8 Diseases That Up Your Risk of Osteoporosis

1. AUTOIMMUNE DISORDERS

“With autoimmune disorders, there are circulating chronic inflammatory factors that make people prone to bone loss,” says Robert Recker, MD, professor of medicine, and director of the Osteoporosis Research Center, Creighton University. In addition, a common treatment for autoimmune disorders is taking steroid medications to reduce inflammation, but steroids can weaken bones. Rheumatoid arthritis, an autoimmune disease of the joints, has been strongly linked to osteoporosis. Because the disease causes pain and loss of movement, patients tend to be less active, which can also weaken bones. “Almost everyone who has rheumatoid arthritis should be also given osteoporosis medication, as well as calcium and vitamin D,” says Dr. Recker. Other autoimmune disorders, such as lupus and multiple sclerosis, also increase the risk for osteoporosis, and patients should discuss their risk with their physician.

2. DIGESTIVE & GI DISORDERS

People with gastrointestinal (GI) disorders may also have issues with digesting food and absorbing enough of the nutrients that help rebuild bone. Those with Celiac disease, for example, have problems absorbing nutrients, including calcium and vitamin D. “Some of the worst cases of osteoporosis are in celiac patients,” says Dr. Recker.

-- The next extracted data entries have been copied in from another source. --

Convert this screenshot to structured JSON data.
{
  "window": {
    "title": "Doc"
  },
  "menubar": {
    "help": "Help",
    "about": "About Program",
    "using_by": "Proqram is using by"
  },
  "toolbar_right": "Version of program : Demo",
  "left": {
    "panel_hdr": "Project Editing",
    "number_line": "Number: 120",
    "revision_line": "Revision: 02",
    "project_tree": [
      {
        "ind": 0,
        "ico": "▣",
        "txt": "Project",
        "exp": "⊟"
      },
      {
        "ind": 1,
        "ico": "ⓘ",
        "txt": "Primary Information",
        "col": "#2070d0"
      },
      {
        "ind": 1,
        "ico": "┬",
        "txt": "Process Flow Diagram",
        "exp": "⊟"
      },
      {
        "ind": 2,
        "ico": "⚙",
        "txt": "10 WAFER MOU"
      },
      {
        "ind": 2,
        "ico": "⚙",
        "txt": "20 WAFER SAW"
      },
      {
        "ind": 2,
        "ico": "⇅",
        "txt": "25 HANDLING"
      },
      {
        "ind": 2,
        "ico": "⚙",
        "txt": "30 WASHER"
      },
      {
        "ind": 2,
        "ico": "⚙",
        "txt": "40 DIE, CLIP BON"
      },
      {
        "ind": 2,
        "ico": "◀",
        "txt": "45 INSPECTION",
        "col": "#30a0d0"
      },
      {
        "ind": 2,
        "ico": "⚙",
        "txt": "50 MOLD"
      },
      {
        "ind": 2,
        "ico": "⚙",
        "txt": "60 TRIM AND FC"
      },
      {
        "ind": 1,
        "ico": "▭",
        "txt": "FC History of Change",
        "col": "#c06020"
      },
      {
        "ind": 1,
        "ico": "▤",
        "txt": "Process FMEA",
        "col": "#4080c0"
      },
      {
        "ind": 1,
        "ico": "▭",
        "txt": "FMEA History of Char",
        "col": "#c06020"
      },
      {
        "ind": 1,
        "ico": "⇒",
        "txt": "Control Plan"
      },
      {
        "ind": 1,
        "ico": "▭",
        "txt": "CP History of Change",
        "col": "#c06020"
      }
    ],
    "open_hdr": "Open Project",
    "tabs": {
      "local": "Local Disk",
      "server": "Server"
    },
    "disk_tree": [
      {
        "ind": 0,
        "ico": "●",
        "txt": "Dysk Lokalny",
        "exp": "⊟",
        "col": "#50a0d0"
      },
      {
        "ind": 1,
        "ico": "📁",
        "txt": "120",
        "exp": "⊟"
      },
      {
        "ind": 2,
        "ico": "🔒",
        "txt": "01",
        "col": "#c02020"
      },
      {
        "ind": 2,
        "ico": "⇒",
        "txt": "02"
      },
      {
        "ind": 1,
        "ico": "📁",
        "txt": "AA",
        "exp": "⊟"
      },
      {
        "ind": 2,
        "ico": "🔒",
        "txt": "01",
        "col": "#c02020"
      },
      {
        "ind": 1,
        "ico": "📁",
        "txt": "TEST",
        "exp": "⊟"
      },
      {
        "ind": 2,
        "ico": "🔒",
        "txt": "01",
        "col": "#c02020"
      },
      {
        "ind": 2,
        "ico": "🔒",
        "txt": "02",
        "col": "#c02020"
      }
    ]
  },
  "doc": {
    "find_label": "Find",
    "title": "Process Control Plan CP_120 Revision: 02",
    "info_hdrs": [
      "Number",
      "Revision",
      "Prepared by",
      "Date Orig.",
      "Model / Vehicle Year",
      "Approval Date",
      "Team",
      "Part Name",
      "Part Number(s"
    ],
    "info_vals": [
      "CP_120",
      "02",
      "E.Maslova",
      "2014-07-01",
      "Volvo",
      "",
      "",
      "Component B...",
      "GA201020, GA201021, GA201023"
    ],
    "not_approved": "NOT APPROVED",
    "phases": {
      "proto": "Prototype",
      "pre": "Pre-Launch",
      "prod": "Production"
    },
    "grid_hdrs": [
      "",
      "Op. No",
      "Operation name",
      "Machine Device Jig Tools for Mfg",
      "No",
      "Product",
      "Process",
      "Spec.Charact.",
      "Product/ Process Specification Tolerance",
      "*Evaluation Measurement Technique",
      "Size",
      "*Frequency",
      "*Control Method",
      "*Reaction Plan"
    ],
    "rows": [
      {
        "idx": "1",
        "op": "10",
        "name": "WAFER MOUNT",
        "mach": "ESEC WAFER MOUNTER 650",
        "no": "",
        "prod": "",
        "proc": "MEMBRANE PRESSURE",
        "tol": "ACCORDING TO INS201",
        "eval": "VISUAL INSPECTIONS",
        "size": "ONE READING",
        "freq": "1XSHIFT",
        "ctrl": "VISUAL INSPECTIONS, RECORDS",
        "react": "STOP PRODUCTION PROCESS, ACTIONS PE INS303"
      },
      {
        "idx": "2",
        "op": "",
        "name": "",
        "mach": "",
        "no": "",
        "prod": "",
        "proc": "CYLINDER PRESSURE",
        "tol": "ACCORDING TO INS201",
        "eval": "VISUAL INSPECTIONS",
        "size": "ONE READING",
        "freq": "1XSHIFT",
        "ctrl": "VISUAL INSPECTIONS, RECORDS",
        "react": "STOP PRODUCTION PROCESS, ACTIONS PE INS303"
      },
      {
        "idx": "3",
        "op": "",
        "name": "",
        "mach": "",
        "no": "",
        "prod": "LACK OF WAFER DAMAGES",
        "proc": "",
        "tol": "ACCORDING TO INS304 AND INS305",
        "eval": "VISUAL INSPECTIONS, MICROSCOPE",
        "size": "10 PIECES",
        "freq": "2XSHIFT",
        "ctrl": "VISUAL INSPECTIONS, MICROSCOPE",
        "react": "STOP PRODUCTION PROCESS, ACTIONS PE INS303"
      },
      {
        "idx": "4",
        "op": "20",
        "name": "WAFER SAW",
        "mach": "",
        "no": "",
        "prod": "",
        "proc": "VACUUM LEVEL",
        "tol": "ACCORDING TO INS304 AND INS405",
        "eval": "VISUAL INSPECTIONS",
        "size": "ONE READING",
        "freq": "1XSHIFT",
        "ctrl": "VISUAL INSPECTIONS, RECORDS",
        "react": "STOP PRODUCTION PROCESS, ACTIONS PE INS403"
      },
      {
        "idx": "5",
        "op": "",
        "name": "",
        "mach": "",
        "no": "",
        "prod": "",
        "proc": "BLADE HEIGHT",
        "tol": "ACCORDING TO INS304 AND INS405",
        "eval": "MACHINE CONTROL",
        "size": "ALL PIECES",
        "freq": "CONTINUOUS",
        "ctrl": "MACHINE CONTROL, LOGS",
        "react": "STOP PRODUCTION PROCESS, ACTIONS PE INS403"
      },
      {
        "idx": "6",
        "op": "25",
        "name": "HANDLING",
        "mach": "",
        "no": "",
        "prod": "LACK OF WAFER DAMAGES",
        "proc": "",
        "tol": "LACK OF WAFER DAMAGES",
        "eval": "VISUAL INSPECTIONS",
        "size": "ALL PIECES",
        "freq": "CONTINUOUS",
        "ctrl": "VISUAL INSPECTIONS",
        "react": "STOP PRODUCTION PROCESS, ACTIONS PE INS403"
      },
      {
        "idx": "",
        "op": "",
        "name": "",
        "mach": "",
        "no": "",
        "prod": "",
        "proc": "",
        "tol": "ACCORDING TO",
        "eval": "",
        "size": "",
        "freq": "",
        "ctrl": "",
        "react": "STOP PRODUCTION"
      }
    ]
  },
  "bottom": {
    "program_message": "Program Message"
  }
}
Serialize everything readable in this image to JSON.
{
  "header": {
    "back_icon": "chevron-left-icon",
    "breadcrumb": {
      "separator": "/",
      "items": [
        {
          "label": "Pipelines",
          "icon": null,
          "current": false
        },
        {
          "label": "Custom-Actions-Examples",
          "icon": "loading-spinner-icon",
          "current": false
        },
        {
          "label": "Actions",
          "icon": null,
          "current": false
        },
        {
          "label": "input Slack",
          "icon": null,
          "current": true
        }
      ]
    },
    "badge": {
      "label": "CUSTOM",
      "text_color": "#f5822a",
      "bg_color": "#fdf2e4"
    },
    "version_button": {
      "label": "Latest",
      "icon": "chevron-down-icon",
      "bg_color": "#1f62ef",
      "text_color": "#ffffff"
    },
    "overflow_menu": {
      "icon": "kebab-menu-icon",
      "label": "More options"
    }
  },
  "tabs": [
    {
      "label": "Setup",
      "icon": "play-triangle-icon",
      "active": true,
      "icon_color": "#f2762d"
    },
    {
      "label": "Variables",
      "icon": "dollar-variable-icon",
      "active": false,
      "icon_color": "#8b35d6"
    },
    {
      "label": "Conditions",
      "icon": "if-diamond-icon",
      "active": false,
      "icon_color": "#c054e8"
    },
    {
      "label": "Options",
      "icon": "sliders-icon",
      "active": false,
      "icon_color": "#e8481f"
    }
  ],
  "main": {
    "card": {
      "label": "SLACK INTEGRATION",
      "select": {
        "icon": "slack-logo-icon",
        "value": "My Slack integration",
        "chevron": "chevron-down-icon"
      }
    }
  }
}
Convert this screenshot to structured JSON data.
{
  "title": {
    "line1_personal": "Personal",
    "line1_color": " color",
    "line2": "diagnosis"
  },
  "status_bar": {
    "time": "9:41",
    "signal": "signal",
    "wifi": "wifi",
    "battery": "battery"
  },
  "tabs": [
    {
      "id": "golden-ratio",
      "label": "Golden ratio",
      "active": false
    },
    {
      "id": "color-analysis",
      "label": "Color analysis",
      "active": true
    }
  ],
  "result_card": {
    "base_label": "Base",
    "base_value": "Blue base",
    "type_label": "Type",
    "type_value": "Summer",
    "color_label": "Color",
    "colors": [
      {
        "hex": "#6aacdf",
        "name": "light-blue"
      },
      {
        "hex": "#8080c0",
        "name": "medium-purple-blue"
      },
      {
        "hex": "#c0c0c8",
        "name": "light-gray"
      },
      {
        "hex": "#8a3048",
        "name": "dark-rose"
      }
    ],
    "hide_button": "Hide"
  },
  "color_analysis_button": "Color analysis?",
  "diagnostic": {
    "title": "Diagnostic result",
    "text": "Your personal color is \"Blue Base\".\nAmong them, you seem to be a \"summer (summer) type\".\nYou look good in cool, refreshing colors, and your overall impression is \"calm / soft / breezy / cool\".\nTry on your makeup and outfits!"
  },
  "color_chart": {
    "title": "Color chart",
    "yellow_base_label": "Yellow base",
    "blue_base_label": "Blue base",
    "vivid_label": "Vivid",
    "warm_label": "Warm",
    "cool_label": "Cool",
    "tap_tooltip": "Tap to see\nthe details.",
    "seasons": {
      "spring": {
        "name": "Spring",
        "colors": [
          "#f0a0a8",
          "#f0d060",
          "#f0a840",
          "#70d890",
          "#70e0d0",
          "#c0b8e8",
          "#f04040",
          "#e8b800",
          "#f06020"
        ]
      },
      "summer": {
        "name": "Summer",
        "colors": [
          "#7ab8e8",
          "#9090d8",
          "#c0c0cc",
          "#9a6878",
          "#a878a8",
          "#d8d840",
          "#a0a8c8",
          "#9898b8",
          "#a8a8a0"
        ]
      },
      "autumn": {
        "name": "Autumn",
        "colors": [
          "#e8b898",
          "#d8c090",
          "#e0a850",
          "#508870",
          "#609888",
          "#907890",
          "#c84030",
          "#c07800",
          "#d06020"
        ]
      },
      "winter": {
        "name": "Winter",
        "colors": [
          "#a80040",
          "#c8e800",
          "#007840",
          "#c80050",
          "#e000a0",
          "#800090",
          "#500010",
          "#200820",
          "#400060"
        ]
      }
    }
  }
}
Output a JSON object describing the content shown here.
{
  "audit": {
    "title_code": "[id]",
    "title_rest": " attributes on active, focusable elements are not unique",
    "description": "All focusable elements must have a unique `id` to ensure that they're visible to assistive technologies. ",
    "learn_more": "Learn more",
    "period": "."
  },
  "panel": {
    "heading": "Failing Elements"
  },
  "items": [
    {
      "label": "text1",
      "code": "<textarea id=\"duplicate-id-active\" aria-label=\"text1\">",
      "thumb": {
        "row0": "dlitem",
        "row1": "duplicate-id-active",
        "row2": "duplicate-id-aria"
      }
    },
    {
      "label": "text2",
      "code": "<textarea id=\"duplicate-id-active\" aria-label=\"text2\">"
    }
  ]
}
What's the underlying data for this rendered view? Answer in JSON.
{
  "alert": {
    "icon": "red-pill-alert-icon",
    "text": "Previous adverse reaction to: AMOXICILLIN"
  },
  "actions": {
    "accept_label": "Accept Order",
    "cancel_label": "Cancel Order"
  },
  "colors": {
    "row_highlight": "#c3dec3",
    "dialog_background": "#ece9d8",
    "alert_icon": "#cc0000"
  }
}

If you’re on a strict gluten-free diet, that can reduce the risk, but many people are not aware that they’re gluten intolerant until they’ve had significant bone loss, he says. Two autoimmune diseases of the GI tract—Crohn’s disease and ulcerative colitis—carry a one-two punch. They reduce absorption of nutrients needed to maintain healthy bones, plus they’re often treated with steroids, which can cause bone loss.

3. TYPE 1 AND TYPE 2 DIABETES

People with type 1 and type 2 diabetes, have a higher risk of fractures. “Interestingly, it’s not so much a problem with bone loss, it’s more a reduction in the bone quality among diabetics,” says Dr. Recker. “Diabetics will fracture with bone densities not nearly as low as non-diabetic patients,” he says. The chronic high blood sugars damage bones, but it’s not yet clear how. Some research has shown that bone rebuilding is suppressed.